As a continuation to yesterday's less-than-serious ponderings of relocating (and massive consumption) of alcohol, I do have one lingering concern about what migration means for my possessions.
For the most part, we don't own much of value. Other than electronics, I think our most valuable possession in monetary terms is our bed set, so it isn't like we have a lot of hard decisions as we prepare for pack out day. Cheap furniture, books and a lot of winter clothes go into storage. Most everything else is coming with us because there isn't that much more. One of the benefits of never owning a home is that we got pretty good about limiting our possessions. Space, or lack there of, dictated that.
But we do have personal items that while limited or entirely lacking monetary value hold a great deal of sentimental value. How many family photos do we want to take to Mexico to make Hermosillo feel like home? All? Doubtful, because there always is the lingering risk that something happens to our shipments or our new home. Fortunately, many of our photos are backed up on the Internet and hard drives as they have been taken on digital cameras.
Some possessions do have some monetary value, but the sentimental or personal value greatly outweigh that. For example, Natalie has some of her mother's jewelry, and she would be just sick of anything happened to it. I have a basketball signed by the 1996 University of Kentucky championship basketball team that I didn't even want to bring to D.C. with me. I have no idea what the ball is worth (several of those players went on to the NBA probably increasing its value), but it remains one of my most prized possessions and I would never think of selling it.

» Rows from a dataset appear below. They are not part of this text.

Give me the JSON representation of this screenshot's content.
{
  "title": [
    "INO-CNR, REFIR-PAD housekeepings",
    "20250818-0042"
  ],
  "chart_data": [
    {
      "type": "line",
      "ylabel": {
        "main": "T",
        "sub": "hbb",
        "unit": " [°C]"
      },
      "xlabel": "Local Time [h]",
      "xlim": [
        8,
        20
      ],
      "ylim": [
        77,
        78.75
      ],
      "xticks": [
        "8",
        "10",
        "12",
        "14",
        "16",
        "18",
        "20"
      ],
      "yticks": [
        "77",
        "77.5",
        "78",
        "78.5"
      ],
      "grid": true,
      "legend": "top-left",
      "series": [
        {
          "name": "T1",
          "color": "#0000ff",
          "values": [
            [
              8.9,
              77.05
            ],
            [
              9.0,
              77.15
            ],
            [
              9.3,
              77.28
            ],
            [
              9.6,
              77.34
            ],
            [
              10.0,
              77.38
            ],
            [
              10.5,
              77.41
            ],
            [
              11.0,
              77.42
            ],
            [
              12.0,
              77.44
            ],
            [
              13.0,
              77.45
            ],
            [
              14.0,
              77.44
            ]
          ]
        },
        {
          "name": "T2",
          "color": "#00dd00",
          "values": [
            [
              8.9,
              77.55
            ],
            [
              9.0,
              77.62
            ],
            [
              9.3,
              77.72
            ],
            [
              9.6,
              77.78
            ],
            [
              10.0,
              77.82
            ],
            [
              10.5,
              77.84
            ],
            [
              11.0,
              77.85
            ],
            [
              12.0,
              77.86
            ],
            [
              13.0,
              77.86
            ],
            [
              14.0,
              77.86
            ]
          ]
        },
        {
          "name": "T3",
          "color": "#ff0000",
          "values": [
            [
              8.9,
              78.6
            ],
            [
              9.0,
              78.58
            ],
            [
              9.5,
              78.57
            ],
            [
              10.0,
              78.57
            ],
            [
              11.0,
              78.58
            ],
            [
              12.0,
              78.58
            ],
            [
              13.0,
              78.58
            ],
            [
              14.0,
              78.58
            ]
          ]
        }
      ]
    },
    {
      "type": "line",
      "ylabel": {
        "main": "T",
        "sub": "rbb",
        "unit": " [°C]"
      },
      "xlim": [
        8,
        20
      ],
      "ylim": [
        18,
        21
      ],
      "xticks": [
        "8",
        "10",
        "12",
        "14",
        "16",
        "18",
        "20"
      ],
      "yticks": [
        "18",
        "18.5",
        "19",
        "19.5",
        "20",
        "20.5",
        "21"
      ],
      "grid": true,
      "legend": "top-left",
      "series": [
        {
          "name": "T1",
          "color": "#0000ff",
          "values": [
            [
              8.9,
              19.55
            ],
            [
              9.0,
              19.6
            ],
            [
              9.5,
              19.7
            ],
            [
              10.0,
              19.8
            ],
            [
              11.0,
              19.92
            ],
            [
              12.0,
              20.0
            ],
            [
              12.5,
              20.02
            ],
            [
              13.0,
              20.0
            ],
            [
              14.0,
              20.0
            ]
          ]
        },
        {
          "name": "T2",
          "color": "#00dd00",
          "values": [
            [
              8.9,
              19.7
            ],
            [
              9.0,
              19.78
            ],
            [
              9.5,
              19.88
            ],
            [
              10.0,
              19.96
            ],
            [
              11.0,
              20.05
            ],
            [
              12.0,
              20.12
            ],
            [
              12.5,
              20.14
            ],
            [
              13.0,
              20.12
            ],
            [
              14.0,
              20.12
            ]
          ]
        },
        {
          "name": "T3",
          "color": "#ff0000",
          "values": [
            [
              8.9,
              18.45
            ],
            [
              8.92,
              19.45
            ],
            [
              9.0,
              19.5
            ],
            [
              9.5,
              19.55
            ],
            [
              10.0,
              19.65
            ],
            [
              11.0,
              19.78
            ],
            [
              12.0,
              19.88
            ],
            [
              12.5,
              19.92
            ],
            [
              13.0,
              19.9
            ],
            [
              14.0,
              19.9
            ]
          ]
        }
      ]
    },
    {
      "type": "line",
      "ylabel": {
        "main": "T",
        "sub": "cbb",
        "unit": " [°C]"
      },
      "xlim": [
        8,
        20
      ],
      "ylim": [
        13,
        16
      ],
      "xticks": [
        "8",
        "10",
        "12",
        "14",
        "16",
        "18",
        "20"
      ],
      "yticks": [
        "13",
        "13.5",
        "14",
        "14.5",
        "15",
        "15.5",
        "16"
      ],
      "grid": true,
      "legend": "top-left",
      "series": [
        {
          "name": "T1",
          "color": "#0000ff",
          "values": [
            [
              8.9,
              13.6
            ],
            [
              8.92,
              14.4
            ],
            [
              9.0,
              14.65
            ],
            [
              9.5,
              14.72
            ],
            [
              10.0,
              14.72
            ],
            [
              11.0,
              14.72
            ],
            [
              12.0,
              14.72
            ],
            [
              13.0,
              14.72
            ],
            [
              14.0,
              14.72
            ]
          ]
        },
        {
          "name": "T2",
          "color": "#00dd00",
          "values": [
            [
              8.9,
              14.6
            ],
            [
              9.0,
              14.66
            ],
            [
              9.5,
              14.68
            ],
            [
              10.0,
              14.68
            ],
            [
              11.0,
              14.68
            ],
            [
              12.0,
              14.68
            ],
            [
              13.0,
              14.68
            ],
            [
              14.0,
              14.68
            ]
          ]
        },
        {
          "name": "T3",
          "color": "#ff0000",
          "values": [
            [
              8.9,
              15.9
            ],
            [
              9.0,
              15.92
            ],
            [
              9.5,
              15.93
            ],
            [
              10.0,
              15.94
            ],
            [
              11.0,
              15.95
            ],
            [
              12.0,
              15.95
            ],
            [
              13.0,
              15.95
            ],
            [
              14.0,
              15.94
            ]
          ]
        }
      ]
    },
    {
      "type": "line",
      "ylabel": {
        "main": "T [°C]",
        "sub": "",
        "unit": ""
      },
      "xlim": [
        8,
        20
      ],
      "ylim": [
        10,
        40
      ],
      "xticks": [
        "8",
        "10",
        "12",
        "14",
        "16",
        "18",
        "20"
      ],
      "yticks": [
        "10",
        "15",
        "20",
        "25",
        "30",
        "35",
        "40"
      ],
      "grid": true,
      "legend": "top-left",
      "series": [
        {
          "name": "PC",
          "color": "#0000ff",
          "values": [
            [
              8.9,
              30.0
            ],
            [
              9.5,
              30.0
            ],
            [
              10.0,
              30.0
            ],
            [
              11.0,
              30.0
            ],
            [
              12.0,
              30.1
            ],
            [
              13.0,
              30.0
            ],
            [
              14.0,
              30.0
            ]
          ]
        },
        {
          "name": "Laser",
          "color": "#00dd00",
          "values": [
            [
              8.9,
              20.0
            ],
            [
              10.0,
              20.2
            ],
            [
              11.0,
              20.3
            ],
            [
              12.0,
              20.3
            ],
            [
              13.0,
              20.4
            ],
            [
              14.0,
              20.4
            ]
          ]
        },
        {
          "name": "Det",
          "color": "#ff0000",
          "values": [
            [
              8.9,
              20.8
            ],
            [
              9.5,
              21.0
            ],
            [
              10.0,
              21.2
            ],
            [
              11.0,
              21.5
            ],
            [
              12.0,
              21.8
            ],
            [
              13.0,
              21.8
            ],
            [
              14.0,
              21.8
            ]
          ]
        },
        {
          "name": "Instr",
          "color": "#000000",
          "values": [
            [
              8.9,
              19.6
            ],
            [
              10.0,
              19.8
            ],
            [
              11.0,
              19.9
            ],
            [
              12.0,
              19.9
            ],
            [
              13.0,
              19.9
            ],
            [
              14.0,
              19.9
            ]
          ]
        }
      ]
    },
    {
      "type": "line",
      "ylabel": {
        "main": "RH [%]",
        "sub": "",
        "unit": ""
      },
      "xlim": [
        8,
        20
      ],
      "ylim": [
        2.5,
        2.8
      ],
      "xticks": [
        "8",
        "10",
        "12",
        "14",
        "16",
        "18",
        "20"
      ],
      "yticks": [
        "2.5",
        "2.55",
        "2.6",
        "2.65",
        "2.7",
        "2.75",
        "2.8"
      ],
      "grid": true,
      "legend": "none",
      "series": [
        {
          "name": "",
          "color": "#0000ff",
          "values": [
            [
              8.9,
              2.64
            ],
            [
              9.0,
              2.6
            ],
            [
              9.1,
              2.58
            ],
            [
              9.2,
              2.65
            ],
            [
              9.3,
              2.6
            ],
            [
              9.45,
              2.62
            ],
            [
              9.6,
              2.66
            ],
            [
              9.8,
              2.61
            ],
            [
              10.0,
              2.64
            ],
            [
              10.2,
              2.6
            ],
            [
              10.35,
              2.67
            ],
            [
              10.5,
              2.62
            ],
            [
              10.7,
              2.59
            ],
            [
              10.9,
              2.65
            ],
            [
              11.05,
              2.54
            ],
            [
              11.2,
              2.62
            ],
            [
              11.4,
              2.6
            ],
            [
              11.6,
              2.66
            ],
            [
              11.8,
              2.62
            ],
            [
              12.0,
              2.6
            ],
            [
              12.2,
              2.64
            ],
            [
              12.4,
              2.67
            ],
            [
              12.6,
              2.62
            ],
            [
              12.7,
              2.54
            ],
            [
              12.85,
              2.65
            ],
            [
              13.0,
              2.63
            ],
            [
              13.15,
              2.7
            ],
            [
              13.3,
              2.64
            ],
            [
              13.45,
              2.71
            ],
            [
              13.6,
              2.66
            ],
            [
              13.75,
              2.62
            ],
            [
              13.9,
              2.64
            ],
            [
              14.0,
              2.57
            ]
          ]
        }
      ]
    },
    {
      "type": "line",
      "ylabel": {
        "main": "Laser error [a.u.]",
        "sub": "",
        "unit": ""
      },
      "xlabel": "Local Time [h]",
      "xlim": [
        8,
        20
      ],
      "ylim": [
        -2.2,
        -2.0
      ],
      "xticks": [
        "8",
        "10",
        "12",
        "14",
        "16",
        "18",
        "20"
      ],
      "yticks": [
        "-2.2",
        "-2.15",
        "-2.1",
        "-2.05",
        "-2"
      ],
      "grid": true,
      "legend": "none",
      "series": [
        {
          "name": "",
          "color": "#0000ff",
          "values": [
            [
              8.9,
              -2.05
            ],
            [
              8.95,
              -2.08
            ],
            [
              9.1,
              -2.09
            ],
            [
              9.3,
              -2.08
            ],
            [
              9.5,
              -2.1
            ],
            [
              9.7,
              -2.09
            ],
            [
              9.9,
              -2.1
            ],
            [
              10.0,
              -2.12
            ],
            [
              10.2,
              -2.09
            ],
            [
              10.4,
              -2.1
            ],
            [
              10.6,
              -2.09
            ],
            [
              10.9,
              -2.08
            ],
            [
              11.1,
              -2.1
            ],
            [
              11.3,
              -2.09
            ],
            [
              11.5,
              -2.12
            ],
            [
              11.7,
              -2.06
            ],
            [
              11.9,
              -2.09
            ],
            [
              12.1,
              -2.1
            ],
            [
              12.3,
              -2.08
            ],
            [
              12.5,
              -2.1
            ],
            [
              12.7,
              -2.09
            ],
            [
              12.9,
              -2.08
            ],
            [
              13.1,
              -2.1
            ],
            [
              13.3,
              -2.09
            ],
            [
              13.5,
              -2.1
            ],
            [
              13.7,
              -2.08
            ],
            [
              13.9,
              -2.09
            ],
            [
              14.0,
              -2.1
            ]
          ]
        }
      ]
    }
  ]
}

All of those items, however, store pretty well. They're relatively small, and they don't need any care. The same can't be said for my brother's tree.
In 2004, my younger 22-year-old brother died. My parent's home turned into a greenhouse over the next couple of days as friends and family had potted plants sent there. A tradition I really don't understand.
I was living in southeast Ohio at the time, and to lighten the load (and save one more plant from being disposed...there is only so much room for plants in one household), I decided to take one small plant with me back home. It probably was no taller than six inches at the time.
The plant moved from Ohio to D.C. with me in 2005, still a smallish shrub, but it was growing to maybe a foot and a half. In D.C., with a little help from Miracle Gro, it shot up several feet. And when we left D.C. for northern Virginia in 2007, the plant barely made the move with us. As it only had to travel a few miles and we needed to rent a moving van for our furniture anyway, the plant was able to move with us.
Now towering at probably 10 feet (it is hard to gauge, and it already has hit the ceiling and is now growing horizontally), I know the plant can't come to Mexico with us. At least in its current state. My mom, who knows much more about plants than I do, thinks I can lop off the top portions to make it more mover friendly. Then new limbs will start to grow, she said.
Truth is, I'm not overly concerned about the tree being able to move to Mexico with us. I have other, more meaningful objects that remind me of my brother. But I don't want the thing to be merely discarded. I'll look into trimming it and seeing if that makes it movable, but otherwise, the only other solution I can think of is trying to find some place to plant it. (Though Mom thinks it will die in the winter if I do that.)
I've moved on that I don't need this plant sentimentally, but it would bring some piece of mind to know that the plant will live on.